Psychoanalyst Karen Horney defined neurosis as “a counterproductive way of dealing with relationships.” Now, prior to my BPD relationship, I knew I had neurotic tendencies, but thought I had dealt with the majority of them in Therapy. I did not realize how many were still lying beneath the surface of my awareness.
Yet, when the dysfunction started to set in and become the norm – a norm I helped to shape – I couldn’t help but notice certain neurotic traits and tendencies emerge. The way I like to put it is that prior to the relationship these tendencies were at such a low volume they could not easily be distinguished from the background noise of everyday life. But upon entering my BPD relationship, both of our neurotic tendencies met, and like when two equal amplitude sound waves are played in unison, our neurotic tendencies were amplified. As if each of us emanated a frequency, we harmonized with one another. We resonated together, but as the volume began to increase in a kind of feedback loop, our harmony began to clash into a kind of cacophonous dissonance.
Like the sound of finger nails screeching over a chalkboard, this dissonance is hard to ignore. One might say that these neurotic tendencies of mine were amplified to such an extent as to cross over the limin, the threshold of conscious awareness (note the word subliminal).
Now that I have been made so acutly aware of my neurotic tendencies and their destructive consequences (winding up in dysfunctional relationships), I am more than willing to change them. I have seen the errors in my mental map and am hard at work making corrections to ensure my path does not again stray from my desired destination – a loving and fulfilling relationship. I do not make these alterations with a sense of burden. I make them with a sense of conviction and passion.
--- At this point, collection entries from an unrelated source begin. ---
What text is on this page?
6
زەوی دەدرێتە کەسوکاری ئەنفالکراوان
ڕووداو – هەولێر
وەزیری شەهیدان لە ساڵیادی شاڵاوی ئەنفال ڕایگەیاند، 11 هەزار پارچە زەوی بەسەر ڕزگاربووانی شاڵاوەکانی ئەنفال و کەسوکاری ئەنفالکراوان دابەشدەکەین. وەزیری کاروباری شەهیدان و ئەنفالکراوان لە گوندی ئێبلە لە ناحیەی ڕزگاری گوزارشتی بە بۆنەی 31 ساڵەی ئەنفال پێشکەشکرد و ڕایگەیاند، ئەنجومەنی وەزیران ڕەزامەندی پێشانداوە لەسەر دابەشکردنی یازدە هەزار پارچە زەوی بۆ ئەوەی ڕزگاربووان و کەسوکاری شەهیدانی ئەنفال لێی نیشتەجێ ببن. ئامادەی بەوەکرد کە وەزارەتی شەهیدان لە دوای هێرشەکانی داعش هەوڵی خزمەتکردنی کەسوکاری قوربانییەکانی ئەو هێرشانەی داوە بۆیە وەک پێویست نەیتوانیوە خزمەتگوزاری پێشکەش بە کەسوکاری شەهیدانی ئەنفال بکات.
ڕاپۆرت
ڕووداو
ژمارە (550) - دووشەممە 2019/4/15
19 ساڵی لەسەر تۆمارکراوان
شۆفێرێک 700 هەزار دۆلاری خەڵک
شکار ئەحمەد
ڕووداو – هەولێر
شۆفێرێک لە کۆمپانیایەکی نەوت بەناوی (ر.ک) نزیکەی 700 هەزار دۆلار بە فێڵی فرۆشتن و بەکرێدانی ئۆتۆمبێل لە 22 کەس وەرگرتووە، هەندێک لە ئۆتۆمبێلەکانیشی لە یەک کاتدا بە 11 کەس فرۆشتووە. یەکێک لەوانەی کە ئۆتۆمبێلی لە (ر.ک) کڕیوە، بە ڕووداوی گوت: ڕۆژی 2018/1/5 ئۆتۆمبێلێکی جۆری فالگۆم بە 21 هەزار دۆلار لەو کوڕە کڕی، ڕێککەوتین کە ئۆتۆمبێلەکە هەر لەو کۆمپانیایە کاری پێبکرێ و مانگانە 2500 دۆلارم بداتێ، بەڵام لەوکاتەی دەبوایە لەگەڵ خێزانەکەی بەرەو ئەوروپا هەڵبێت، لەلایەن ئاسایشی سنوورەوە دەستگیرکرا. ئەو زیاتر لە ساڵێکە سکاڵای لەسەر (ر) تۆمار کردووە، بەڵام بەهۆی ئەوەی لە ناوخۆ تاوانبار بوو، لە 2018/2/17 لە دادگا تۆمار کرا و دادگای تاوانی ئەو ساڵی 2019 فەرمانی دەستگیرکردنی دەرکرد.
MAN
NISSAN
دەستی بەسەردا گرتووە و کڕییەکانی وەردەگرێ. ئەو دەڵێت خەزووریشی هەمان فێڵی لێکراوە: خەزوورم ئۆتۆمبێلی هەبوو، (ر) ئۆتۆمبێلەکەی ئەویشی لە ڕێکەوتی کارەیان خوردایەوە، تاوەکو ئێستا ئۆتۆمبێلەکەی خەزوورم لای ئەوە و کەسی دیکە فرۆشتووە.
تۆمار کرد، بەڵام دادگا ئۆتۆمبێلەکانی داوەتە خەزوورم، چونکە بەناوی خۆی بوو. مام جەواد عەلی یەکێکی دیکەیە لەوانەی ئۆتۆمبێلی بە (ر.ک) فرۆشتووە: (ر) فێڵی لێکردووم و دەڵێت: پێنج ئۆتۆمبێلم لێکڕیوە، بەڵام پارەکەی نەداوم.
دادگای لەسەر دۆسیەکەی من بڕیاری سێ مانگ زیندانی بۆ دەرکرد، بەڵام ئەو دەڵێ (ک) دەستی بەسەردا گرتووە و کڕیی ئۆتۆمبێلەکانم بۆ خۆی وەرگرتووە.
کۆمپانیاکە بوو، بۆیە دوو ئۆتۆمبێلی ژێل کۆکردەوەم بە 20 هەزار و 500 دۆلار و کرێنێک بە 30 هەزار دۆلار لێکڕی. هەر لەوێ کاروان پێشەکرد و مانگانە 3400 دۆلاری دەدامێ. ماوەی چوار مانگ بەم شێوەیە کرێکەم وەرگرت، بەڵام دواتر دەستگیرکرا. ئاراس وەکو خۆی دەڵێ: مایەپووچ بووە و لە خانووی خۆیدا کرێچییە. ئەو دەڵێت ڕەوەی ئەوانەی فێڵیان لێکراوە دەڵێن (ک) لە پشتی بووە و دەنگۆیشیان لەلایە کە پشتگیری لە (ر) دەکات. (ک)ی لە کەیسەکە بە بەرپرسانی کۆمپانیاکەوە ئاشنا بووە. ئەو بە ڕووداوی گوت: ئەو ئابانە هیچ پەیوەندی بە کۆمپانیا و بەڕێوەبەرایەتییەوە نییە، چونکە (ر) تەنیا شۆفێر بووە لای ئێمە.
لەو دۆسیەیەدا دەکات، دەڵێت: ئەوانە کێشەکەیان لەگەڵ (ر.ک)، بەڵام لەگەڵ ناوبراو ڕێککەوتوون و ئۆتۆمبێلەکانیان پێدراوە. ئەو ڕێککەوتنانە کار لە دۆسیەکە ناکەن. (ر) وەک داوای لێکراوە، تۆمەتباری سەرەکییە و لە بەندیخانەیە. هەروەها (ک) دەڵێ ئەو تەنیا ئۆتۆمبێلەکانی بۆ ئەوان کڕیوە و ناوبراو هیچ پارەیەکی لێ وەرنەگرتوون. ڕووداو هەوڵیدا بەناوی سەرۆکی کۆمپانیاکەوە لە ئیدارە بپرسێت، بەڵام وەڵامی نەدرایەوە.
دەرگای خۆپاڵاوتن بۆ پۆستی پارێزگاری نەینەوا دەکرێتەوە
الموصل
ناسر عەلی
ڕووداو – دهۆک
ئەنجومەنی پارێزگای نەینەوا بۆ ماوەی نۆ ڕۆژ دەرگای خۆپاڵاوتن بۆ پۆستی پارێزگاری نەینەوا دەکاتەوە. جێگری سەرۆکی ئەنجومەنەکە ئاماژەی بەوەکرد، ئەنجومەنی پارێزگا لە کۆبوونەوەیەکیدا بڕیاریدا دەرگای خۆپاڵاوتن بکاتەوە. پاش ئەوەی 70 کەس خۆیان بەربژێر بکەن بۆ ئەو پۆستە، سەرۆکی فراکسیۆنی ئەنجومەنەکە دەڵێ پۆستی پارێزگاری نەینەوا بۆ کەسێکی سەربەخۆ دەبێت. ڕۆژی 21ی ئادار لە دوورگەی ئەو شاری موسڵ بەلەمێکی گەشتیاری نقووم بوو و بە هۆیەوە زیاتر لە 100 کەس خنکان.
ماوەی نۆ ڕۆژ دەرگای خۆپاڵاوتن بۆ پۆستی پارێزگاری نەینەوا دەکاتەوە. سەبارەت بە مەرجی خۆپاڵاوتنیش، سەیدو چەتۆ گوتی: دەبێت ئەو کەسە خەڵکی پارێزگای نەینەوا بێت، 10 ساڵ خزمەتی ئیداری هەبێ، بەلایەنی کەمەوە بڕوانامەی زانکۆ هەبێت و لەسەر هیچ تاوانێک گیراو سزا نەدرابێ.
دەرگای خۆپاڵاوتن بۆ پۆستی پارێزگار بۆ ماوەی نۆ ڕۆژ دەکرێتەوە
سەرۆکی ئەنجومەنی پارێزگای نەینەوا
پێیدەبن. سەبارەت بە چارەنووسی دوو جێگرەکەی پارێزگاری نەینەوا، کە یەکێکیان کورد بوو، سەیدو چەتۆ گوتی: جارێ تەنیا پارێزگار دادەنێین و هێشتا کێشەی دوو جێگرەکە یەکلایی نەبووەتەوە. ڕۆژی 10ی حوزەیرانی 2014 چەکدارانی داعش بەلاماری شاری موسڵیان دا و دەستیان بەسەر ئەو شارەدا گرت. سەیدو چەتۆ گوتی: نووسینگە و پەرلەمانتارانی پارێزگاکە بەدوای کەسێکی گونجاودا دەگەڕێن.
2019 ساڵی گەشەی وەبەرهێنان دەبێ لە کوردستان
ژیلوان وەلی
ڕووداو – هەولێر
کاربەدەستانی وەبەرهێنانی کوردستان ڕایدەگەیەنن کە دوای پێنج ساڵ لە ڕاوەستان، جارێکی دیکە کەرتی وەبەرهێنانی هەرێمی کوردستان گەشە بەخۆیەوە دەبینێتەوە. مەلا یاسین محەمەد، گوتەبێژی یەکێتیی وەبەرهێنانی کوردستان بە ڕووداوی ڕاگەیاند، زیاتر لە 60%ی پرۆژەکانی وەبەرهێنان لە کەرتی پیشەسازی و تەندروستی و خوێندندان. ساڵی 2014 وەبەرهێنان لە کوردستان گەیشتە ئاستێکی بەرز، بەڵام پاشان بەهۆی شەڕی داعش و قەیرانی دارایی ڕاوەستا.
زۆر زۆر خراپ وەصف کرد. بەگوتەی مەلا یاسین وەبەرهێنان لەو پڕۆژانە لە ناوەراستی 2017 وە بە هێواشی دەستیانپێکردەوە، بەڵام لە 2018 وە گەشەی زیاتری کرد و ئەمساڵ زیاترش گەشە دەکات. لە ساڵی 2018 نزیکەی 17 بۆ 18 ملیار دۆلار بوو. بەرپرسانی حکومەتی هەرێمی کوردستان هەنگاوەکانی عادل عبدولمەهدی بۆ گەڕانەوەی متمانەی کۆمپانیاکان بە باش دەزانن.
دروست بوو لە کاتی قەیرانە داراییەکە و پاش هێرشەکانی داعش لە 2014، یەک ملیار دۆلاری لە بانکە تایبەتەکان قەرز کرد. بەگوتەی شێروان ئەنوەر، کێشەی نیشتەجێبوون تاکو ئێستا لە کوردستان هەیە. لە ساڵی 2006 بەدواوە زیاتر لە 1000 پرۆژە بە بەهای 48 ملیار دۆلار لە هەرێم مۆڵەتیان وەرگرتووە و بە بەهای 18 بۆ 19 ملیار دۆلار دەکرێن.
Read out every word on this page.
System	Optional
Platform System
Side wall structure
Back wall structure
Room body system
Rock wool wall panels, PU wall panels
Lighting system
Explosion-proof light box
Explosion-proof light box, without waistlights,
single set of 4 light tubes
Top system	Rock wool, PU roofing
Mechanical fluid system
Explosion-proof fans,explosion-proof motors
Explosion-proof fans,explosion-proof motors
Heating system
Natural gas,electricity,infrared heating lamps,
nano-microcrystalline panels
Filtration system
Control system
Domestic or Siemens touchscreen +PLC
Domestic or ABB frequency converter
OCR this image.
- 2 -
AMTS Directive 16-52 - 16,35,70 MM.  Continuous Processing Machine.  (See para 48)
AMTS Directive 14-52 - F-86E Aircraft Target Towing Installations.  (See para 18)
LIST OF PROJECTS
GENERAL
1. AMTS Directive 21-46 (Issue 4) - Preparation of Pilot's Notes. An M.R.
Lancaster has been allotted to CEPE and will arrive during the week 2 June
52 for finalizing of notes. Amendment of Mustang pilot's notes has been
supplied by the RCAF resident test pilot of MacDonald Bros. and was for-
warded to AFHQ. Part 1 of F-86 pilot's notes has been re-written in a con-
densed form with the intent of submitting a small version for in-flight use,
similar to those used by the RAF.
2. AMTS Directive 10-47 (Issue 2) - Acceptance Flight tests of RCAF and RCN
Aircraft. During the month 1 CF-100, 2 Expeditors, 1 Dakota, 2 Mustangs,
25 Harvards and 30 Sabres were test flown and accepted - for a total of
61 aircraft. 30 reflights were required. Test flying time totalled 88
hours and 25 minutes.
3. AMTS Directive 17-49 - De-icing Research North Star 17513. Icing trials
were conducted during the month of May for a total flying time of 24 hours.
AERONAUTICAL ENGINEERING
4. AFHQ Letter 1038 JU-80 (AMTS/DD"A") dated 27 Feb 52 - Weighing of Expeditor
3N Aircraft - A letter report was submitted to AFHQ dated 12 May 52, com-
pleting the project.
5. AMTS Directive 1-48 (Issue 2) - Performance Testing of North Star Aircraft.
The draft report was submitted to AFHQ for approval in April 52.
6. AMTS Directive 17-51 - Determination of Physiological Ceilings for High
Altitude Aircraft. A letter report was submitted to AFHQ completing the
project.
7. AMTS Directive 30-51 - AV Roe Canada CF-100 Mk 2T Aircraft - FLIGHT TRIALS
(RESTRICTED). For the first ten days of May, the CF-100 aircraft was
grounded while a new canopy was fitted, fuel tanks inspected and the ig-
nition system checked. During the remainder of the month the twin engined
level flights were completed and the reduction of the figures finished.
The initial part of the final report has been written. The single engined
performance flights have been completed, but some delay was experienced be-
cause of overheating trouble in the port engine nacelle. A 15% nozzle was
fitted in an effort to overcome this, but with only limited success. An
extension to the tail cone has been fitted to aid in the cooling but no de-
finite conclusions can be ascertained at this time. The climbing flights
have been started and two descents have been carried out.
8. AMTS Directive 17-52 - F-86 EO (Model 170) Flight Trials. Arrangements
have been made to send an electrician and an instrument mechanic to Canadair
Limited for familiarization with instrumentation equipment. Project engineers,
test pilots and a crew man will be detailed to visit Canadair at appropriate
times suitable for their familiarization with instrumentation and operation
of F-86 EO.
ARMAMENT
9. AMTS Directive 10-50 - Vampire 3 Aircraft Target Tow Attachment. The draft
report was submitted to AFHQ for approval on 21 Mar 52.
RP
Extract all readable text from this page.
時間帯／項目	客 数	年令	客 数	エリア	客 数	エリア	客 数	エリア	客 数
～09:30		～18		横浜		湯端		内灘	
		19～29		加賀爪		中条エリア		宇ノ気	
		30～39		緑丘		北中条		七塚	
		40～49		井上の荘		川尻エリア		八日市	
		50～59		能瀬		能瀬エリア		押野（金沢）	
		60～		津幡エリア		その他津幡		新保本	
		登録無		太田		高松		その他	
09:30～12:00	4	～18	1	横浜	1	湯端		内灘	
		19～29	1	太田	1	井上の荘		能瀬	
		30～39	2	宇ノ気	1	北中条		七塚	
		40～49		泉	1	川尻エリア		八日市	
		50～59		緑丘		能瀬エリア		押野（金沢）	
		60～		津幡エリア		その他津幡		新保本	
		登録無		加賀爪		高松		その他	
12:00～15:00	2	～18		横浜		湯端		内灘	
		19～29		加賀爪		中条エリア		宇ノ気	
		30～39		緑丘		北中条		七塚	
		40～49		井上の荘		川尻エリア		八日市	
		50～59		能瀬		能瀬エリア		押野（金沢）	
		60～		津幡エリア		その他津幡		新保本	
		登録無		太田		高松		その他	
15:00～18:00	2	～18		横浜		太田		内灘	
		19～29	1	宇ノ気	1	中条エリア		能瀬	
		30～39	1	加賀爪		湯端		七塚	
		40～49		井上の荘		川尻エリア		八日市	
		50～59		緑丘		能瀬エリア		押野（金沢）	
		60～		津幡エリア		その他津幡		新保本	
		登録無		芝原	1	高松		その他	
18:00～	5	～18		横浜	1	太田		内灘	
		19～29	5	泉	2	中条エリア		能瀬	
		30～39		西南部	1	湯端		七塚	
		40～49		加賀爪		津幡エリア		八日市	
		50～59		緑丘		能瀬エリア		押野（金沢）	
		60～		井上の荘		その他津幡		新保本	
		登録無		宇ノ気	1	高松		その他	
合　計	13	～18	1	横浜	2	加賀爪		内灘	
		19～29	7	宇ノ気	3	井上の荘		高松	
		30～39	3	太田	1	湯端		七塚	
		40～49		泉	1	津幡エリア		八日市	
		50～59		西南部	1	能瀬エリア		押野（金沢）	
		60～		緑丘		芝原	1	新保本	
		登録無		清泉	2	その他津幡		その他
The conviction that I am worthy of a loving relationship and that I can have one. I believe I have what it takes to overcome the adversity I have faced, and to grow as a result.
To those struggling. Hold on for your life. Have faith that you possess the power to make it through this tragedy. Extract all the meaning you can from your failed relationship. Reflect, reflect, reflect. Do your best to forgive – not for them, but for yourself. Compassion, the Dali Lami said, is the wish to see all beings free from suffering. I know I certainly would like to be free. And I deeply want my ex to be free as well.
With the Dali lamas words in mind, ill leave you with the last words I spoke to my ex: I wish you peace and happiness.